= Günter Bust =

German music educator and composer

Günter Bust (12 July 1930 – 27 May 2005) was a German music educator and composer.

== Life ==
Born in Ottersleben, today Magdeburg, Bust first attended the 23rd Magdeburg Community School, then the Musische Gymnasium Leipzig from 1941 to 1945. After the Bombing of Leipzig, the school was evacuated to Nossen in 1943/44. At the end of the war, he stayed in Zschopau.

After the Abitur at the Domgymnasium Magdeburg, he studied school music with Fritz Reuter and Slavic studies at the Martin Luther University of Halle-Wittenberg from 1949 to 1953. On the occasion of the Deutschlandtreffen der Jugend in East Berlin in 1950, he founded the "Central Choir" which is considered the forerunner of the Hochschulchor "Johann Friedrich Reichardt" in Halle.

Bust then worked as a teacher in Halberstadt and Dessau. From 1956 to 1963, he was head of the music department at the Institute for Teacher Education in Weißenfels. Afterwards, he taught at the Käthe Kollwitz secondary school in Schönebeck.

From 1967 to 1995 he was head of the Conservatory Georg Philipp Telemann, where he taught music theory, practical school play and viola. He also presided over the youth symphony orchestra there. At the music school, he set up a secretariat for the "Georg Philipp Telemann" working group. This became the centre of Telemann care and research in 1985. Bust also installed a musical pre-school education. Furthermore, he made Magdeburg the venue for the chamber music competition of the GDR. In 1976, he created a composer class at the music school.
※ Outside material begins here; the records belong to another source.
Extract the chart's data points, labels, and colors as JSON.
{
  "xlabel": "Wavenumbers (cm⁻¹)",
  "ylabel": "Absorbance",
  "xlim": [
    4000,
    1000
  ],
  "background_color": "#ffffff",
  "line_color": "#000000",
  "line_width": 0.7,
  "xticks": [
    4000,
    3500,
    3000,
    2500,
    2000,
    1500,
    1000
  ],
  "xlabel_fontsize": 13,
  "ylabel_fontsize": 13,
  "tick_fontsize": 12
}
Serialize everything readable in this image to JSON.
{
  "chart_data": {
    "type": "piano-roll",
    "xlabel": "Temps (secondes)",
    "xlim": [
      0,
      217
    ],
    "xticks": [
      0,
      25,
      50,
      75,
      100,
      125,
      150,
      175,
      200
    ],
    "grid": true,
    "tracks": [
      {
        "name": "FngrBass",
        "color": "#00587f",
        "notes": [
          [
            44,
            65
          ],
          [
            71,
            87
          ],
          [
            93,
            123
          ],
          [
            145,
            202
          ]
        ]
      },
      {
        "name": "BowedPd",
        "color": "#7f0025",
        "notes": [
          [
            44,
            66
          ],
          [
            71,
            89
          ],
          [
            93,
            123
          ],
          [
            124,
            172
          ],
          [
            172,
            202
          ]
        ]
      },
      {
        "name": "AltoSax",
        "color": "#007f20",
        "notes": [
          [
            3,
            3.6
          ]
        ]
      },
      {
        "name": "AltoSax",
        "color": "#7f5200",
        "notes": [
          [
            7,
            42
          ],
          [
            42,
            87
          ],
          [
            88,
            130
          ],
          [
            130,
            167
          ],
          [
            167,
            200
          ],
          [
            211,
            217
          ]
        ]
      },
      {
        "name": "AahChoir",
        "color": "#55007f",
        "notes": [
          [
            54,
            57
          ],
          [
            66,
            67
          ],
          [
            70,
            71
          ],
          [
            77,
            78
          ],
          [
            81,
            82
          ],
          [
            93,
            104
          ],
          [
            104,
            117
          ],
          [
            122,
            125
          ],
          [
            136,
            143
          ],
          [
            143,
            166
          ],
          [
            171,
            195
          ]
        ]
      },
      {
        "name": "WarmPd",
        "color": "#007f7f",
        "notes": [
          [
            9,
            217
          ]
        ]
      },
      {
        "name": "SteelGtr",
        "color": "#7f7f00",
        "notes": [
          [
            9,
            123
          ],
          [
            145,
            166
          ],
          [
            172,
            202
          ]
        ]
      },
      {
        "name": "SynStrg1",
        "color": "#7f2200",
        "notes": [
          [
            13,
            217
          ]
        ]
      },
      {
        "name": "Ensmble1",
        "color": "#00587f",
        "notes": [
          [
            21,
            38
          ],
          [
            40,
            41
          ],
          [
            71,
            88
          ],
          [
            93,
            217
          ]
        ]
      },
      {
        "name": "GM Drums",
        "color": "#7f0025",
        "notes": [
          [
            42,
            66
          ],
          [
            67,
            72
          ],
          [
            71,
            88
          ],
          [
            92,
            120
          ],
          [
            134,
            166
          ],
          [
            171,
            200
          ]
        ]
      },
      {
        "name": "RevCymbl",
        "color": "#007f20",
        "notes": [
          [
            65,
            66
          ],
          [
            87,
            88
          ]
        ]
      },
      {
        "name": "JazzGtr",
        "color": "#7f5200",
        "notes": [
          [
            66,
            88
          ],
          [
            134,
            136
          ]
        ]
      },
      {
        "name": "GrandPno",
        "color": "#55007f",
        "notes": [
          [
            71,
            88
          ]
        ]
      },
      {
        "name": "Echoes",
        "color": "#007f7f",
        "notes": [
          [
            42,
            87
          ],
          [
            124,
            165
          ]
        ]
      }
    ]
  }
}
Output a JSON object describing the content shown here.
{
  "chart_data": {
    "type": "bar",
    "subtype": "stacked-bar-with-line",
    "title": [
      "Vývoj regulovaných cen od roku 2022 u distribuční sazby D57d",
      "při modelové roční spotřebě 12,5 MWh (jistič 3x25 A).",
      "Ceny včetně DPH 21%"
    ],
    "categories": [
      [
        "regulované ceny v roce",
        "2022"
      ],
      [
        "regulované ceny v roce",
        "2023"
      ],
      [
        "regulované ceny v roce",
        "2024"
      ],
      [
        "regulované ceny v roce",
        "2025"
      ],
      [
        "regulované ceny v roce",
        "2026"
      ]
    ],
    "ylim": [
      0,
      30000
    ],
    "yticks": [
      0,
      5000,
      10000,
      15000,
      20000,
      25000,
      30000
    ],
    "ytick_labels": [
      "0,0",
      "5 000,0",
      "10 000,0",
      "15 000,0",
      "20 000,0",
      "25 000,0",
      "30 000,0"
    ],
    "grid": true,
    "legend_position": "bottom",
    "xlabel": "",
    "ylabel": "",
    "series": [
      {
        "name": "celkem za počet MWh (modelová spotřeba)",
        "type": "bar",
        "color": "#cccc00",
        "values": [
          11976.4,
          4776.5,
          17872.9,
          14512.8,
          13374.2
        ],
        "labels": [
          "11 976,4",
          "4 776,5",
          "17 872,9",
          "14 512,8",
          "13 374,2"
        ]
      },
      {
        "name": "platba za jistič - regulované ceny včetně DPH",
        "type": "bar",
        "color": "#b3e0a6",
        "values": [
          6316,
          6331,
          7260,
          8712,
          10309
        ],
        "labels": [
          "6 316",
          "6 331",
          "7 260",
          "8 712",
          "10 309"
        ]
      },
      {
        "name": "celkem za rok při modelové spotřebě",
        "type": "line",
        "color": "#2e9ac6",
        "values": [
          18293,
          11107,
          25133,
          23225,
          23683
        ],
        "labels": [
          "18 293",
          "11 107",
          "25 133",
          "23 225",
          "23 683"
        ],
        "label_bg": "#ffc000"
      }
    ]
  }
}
In 1974, he inaugurated the first new carillon in the GDR on the tower of the Rathaus Magdeburg. In 1978, he was involved in setting up the Magdeburg branch of the University of Music and Theatre Leipzig. From 1990 onwards, he was a lecturer at the Institute of Music at the Otto von Guericke University Magdeburg. He taught practical school playing, basso continuo and score playing. He was also a co-founder of the Saxony-Anhalt Association of Music Schools, the Landesmusikrat Sachsen-Anhalt, the Saxony-Anhalt Association of German Musicians and the Saxony-Anhalt State Music Festival.

Bust was violist of the König String Quartet Magdeburg. He also played in the Magdeburg Chamber Orchestra and the Academic Orchestra of Otto von Guericke University Magdeburg, which he conducted from 1997 to 2001. He was also active as an arranger and composer.

In 2005 he was awarded the Telemann-Pokal of the Telemann-Arbeitskreis.

Bust died in Schönebeck at the age of 74.